Cryptocarya rhodosperma is a species of flowering plant in the family Lauraceae and is endemic to Queensland. It is a tree with lance-shaped to elliptic leaves, greenish, perfumed flowers, and elliptic, black drupes.

==Description==
Cryptocarya rhodosperma is a tree that typically grows to a height of up to 25 m, its stems usually buttressed. Its leaves are lance-shaped to elliptic, 80–145 mm long and 30–80 mm wide, on a petiole 8–16 mm long. The flowers are greenish, faintly and possibly unpleasantly perfumed, arranged in panicles about the same length or slightly longer than the leaves. The perianth tube is 0.8–1.1 mm long and 1.2–1.9 mm wide, the tepals 1.5–2.1 mm long and 1.0–1.2 mm wide. The outer anthers are 0.6–0.8 mm long and 0.4–0.6 mm wide, the inner anthers 0.7–0.8 mm long and 0.4–0.5 mm wide. Flowering occurs from January to May, and the fruit is an elliptic, black drupe, 16–27 mm long and 9.5–16.5 mm wide with pink cotyledons.

==Taxonomy==
Cryptocarya rhodosperma was first formally described in 1989 by Bernard Hyland in Australian Systematic Botany from specimens collected in 1983.

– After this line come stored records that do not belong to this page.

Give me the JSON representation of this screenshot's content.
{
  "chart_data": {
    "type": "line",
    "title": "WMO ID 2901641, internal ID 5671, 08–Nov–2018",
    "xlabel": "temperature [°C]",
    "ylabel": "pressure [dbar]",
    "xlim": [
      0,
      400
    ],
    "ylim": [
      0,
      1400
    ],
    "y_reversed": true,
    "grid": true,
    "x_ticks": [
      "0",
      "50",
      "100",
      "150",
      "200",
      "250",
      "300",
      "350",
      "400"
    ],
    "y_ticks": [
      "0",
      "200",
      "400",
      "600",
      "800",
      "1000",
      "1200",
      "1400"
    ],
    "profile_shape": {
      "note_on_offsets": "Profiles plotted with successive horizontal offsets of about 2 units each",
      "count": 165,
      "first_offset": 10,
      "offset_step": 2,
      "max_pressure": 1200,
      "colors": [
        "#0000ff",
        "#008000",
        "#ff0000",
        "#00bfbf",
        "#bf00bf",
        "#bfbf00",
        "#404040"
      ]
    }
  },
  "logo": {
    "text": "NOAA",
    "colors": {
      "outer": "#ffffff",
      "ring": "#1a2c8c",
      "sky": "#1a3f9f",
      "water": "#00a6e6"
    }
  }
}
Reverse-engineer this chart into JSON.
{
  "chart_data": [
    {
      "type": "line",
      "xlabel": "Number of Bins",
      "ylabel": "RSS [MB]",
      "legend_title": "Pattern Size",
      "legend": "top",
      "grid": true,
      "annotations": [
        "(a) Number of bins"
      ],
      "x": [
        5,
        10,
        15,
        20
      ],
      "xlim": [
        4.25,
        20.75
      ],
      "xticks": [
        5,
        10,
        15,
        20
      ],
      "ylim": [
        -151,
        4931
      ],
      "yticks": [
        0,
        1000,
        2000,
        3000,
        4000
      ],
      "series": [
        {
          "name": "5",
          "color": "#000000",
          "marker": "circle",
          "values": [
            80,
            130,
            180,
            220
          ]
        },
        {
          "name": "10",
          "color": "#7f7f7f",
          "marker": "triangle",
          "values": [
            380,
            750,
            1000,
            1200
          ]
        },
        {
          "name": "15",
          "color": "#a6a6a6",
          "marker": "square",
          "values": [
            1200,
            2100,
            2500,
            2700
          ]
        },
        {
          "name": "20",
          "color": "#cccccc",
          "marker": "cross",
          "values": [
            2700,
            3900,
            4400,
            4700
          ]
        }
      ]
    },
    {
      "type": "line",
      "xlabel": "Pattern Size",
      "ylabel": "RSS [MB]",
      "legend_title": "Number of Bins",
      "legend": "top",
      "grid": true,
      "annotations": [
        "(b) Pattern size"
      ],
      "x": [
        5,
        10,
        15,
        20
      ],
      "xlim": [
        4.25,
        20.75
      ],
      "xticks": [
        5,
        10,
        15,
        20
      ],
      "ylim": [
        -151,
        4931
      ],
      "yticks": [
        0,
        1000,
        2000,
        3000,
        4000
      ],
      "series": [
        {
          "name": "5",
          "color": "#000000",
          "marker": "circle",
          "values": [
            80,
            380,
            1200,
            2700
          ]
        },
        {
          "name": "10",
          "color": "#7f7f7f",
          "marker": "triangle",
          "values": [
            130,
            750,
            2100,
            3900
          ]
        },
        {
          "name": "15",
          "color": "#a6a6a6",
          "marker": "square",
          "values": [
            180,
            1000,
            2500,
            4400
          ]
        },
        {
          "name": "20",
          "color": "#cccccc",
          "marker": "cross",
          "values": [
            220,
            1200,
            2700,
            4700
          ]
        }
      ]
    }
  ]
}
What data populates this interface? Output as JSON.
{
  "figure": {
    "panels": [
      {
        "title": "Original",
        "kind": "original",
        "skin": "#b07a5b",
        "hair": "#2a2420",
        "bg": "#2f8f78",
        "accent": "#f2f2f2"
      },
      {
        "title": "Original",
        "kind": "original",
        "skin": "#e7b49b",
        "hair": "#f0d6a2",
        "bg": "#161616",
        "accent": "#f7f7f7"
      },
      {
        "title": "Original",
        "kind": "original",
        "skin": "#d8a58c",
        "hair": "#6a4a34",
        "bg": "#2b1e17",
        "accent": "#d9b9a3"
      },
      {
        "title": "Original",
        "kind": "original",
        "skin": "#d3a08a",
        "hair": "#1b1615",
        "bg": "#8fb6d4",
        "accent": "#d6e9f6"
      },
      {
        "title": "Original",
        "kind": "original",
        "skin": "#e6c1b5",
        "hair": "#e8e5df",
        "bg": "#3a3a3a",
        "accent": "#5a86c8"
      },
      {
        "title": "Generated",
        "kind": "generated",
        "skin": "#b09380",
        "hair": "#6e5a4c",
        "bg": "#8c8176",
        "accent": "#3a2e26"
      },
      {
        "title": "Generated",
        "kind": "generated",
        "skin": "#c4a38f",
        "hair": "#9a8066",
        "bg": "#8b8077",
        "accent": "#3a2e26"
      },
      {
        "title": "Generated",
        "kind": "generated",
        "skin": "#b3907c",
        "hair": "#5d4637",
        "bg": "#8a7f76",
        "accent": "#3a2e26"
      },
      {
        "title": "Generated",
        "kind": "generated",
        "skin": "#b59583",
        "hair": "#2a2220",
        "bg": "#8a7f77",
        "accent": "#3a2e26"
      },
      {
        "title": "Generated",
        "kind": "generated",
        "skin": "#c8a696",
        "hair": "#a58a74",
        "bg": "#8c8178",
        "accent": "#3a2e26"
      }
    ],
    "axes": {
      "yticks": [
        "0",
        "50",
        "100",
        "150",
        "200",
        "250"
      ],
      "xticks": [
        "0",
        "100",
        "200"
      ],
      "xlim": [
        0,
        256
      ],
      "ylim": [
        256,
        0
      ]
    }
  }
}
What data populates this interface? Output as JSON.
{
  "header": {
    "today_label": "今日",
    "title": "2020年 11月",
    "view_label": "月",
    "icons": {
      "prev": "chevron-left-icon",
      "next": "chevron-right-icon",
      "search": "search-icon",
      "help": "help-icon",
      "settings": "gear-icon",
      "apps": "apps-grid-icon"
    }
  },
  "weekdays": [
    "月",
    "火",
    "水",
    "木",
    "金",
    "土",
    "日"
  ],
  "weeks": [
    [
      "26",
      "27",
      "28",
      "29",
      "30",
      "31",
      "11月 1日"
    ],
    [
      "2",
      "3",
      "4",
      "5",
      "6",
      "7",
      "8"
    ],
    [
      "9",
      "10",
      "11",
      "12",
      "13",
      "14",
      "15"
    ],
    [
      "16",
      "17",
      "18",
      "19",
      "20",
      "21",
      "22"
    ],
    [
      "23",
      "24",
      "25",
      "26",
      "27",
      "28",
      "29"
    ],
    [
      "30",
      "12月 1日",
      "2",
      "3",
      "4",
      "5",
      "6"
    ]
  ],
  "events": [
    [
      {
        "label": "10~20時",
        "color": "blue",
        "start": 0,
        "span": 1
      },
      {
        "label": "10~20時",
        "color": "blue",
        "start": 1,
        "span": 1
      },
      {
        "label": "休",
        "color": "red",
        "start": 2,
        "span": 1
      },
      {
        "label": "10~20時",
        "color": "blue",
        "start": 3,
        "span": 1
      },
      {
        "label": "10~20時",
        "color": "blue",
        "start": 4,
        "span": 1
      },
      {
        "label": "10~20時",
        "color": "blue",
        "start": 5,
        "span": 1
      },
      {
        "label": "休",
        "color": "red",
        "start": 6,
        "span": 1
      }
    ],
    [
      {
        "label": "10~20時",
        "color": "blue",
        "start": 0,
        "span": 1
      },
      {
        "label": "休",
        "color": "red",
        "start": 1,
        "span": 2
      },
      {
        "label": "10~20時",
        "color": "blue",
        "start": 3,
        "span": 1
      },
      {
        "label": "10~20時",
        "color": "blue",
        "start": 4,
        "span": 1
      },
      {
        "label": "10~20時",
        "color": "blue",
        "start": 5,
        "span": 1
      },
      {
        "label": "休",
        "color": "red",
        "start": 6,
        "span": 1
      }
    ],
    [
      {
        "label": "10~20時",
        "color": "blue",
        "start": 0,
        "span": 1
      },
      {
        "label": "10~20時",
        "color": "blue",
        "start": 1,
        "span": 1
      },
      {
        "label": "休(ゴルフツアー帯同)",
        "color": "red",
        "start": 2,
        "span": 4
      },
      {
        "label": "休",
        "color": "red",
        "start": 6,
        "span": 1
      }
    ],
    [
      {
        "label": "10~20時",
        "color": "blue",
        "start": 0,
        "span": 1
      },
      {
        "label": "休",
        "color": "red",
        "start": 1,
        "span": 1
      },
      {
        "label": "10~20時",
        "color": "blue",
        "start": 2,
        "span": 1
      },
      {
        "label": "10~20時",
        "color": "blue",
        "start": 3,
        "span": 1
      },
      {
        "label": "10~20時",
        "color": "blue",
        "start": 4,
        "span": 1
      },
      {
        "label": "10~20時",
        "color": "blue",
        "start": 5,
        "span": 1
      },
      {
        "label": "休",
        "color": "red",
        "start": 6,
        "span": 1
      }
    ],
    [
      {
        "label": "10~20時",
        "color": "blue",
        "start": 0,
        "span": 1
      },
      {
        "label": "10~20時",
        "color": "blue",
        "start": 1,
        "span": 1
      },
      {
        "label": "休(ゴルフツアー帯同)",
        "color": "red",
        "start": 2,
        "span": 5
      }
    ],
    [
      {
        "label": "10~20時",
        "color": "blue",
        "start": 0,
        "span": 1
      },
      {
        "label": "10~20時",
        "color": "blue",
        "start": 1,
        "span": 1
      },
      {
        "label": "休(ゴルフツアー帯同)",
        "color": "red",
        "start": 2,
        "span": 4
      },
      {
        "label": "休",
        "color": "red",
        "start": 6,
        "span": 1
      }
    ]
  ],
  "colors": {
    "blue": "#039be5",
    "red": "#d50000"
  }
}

==Distribution and habitat==
This species of Cryptocarya grows as an understorey tree in rainforest from 40 and 120 m elevation, from Lockerbie to Goldsborough in north-east Queensland and Cape York Peninsula.

==Conservation status==
This species of Cryptocarya is listed as "of least concern" under the Queensland Government Nature Conservation Act 1992.